$3 billion's a lot of money. Will bridges be cheaper than the ferries? You think they'll toll it after not tolling Hwy 99/Sea 2 Sky? What's the acceptable alternate route?
They do these studies regularly. Here's links to another bridge project touting economic benefits. First promised 50 years ago when they built the dam, they even had the design done in 2005, and it was purportedly two months away from starting construction.
http://www.cbc.ca/news/canada/britis...-hold-1.558066
http://politicsinbc.blogspot.ca/2005...e-too-far.html
http://conf.tac-atc.ca/english/resou...s6/furtado.pdf
The ocean, marine transport, is the cheapest way to move resources, not a highway and or bridges.

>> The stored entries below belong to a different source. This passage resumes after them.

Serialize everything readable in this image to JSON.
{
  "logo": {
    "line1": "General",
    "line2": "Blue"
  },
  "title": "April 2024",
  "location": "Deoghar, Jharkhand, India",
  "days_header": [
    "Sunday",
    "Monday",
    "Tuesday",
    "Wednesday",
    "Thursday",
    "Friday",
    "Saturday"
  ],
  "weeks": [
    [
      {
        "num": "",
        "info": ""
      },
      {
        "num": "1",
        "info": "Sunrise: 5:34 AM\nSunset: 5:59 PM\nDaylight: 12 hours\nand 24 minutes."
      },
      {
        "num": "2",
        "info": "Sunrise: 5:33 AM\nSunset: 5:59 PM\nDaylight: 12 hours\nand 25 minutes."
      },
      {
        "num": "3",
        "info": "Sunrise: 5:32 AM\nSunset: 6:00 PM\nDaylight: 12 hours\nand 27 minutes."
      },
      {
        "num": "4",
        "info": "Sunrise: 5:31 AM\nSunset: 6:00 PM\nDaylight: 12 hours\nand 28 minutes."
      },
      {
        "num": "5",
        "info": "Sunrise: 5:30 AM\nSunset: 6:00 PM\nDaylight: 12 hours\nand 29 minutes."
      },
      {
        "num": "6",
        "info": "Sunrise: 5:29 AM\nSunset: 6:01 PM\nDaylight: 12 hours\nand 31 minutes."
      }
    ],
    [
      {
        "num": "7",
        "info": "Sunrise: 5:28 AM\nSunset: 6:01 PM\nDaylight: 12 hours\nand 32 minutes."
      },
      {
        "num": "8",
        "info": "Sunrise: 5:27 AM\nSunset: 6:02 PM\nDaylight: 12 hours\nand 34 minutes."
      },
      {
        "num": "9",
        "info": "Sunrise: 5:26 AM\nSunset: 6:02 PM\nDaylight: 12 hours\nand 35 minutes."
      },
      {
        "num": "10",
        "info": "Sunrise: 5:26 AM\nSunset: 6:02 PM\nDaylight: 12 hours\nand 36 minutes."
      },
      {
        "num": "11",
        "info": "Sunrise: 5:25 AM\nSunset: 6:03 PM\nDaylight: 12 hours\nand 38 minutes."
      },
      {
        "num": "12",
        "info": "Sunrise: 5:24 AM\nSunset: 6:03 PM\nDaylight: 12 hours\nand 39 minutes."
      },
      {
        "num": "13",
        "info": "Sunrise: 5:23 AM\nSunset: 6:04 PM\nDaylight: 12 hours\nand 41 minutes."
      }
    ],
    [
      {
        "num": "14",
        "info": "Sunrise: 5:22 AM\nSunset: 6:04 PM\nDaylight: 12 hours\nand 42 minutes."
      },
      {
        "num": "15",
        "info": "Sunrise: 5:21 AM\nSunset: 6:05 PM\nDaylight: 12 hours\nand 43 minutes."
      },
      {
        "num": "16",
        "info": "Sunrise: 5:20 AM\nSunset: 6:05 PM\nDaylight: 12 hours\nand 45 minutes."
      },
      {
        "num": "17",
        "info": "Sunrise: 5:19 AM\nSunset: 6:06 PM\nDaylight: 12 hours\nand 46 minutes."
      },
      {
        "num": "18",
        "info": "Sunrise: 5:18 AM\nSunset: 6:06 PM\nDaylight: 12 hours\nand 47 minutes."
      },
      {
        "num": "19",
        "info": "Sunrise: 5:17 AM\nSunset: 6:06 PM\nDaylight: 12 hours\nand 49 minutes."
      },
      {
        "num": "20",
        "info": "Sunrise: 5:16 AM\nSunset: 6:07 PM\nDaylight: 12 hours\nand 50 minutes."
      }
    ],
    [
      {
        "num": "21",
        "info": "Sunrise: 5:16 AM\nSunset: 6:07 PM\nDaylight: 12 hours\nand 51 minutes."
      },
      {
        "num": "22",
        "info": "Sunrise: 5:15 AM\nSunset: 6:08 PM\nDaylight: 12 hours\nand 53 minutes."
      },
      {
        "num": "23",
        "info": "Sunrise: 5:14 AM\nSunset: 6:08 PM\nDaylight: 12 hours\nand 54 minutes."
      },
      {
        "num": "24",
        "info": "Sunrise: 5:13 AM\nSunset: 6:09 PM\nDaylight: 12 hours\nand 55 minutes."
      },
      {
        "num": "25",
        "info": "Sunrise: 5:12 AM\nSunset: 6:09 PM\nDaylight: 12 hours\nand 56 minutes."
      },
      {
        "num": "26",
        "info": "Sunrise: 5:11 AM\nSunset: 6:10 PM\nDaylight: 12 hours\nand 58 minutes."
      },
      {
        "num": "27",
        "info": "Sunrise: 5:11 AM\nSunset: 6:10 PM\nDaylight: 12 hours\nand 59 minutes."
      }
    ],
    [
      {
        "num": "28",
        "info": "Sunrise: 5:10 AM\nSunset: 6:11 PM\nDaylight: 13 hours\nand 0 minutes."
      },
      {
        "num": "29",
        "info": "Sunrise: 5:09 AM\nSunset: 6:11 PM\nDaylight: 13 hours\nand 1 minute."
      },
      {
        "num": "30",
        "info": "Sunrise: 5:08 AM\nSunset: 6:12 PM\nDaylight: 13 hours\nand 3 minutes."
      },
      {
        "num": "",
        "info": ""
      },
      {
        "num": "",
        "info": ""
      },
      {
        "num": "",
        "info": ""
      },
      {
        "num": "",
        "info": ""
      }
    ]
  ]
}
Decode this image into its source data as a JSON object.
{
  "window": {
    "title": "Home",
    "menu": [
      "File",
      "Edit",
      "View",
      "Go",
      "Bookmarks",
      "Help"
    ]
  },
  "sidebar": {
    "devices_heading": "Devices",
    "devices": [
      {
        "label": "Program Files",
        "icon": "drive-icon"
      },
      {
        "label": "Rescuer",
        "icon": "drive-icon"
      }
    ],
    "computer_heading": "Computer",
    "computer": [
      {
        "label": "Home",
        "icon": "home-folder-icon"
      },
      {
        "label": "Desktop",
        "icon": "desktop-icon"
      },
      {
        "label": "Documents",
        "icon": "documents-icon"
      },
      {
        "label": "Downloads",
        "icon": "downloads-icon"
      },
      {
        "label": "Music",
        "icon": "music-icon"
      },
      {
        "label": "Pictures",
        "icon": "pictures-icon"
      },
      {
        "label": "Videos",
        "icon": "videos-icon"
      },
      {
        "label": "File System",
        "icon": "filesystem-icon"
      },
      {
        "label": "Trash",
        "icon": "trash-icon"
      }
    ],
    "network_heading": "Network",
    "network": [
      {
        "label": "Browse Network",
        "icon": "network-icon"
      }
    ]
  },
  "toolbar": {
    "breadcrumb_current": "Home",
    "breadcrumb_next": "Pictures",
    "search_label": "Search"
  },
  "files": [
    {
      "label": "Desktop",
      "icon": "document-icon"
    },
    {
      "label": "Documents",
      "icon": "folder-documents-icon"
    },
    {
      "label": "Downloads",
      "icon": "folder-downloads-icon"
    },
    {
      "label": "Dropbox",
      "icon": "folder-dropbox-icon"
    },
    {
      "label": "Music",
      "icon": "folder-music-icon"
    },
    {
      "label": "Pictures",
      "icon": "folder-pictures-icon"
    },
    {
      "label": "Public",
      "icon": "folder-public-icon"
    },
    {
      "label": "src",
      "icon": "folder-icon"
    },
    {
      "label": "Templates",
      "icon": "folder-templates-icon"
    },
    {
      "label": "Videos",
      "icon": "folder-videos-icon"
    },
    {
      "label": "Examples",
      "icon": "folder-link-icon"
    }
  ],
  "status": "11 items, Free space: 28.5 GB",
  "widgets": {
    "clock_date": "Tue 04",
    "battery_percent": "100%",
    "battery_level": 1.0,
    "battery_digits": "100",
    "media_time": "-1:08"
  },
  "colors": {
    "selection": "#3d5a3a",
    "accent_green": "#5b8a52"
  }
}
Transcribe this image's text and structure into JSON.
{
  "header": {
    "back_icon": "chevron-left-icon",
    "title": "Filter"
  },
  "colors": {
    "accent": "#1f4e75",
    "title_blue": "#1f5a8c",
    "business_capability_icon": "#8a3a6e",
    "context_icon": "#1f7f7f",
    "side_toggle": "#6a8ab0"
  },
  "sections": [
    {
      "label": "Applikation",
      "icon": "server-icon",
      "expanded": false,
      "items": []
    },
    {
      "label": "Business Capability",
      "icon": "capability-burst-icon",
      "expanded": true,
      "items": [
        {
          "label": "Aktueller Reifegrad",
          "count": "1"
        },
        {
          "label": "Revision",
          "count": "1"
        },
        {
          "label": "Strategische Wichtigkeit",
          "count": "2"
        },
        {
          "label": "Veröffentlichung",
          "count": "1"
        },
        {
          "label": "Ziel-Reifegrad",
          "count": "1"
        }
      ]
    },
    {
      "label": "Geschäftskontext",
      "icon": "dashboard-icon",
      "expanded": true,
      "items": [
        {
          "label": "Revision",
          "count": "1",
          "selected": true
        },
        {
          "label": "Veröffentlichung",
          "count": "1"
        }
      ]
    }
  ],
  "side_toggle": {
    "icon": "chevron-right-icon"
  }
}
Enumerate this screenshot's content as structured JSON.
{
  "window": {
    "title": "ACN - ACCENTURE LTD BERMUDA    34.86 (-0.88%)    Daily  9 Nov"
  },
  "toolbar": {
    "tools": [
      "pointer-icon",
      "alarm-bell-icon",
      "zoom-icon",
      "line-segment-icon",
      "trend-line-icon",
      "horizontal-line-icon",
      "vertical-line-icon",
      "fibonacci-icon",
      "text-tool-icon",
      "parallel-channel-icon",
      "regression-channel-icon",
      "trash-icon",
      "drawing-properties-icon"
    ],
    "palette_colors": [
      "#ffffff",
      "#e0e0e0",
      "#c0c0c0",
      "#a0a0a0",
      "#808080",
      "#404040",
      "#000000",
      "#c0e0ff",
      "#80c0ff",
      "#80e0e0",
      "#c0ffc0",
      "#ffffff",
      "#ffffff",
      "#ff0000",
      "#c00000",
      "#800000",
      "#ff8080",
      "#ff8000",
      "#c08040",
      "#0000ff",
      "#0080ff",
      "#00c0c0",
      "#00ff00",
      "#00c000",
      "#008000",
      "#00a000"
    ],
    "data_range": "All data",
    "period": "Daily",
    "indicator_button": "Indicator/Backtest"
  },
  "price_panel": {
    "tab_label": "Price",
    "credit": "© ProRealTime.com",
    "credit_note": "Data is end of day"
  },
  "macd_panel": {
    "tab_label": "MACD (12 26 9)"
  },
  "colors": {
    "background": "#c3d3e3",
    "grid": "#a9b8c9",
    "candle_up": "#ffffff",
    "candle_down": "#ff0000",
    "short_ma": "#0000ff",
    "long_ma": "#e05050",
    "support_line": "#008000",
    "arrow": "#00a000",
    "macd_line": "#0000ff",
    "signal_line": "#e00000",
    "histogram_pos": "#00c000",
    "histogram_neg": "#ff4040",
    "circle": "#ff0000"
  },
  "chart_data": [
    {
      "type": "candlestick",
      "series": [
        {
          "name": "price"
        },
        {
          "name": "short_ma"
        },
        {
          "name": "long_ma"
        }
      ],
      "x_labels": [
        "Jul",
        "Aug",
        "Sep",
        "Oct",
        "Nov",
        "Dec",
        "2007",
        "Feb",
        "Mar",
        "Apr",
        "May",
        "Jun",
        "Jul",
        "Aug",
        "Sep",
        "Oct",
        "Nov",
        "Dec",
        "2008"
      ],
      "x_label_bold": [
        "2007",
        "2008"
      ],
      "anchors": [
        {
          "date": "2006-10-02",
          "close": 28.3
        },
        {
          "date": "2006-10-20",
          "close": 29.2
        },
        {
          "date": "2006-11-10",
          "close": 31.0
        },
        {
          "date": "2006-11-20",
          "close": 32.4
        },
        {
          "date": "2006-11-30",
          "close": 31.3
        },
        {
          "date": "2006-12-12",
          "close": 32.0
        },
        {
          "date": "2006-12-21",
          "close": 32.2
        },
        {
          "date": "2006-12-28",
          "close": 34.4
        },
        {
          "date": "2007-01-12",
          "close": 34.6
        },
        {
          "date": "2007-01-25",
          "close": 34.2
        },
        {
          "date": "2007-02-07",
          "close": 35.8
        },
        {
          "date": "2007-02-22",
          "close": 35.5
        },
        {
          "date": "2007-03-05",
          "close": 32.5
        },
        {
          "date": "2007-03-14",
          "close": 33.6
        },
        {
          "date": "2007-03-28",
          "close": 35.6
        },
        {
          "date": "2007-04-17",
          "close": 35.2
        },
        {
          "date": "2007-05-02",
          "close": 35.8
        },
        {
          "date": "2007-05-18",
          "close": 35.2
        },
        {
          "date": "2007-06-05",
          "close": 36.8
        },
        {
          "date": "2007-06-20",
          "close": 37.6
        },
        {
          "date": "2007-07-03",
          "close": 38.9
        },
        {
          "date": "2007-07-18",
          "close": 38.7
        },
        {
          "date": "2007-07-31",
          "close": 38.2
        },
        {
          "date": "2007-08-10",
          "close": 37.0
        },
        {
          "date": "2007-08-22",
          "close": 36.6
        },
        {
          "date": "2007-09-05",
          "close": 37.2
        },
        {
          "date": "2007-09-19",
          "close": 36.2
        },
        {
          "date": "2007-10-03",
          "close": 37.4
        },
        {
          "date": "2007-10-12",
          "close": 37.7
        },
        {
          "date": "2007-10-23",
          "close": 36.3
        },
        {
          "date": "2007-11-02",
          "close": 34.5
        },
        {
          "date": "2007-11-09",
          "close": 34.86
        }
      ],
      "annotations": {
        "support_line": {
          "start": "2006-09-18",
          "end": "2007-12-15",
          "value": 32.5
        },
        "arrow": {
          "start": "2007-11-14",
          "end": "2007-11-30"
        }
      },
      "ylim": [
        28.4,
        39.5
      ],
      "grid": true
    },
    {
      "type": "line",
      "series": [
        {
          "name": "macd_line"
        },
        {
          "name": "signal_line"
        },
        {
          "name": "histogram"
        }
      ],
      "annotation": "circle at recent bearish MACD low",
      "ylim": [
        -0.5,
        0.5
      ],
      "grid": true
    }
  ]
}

That's why so many raw logs get shipped overseas or down to Bellingham on the coast when that doesn't happen in the interior. It's related to why Alberta wants a a pipeline at tidewater. Once you're on the ocean, cheap transport's easy for things like resources. Yeah some goods like groceries and home hardware is on trucks via the ferries. It's consequential to Gibsons/Sechelt's cost of living, but an economic argument-no.
It's great engineers get a fun, neat project to work on for a bit. There's many of these projects and studies if you use the wayback machine on MOT's website. They were going to build a highway between Harrison Mills and Pemberton/Mt Currie in the late 1990s. A road between Cumberland and Port Alberni. Between Port Alberni and north Qualicum via Horne Lake. Between Port Alberni and Lake Cowichan.
Where do we get the biggest bang for our buck? My vote with transit is Broadway subway. Or the whole Mayor's Plan. Throw some money CN's way to improve the tunnels on the old BC Railway, so they can double-stack containers. Match the recent federal investment at the Ashcroft Inland port to take pressure of the ALR. Or help out with a CNG locomotive pilot, or port handling innovation, port logistics upgrades for bigger ships, or the Deltaport expansion. We've got to compete with a Panama Canal expansion bringing costs down on the east coast.
For roads it's any of Hwy 15 from #1 to US Border, Hwy 5 north of Kamloops, Highway 16, TransCanada to Alberta, Cariboo/Hwy 97, Hwy 3 in the Columbias/Kootenays (Alberta border to Kingsgate i.e. to Spokane), Hwy 97 in the Okanagan, Malahat, Hope Princeton to suck some commerce from north Washington State. Lots of more worthy road projects out there to spend more than $3 billion on. Hell, they should lower gas taxes rather than bridges to Gibsons/Sechelt. 3.5cent/L is what $200-300 million per year? Stimulate the economy that way. Just spit-balling.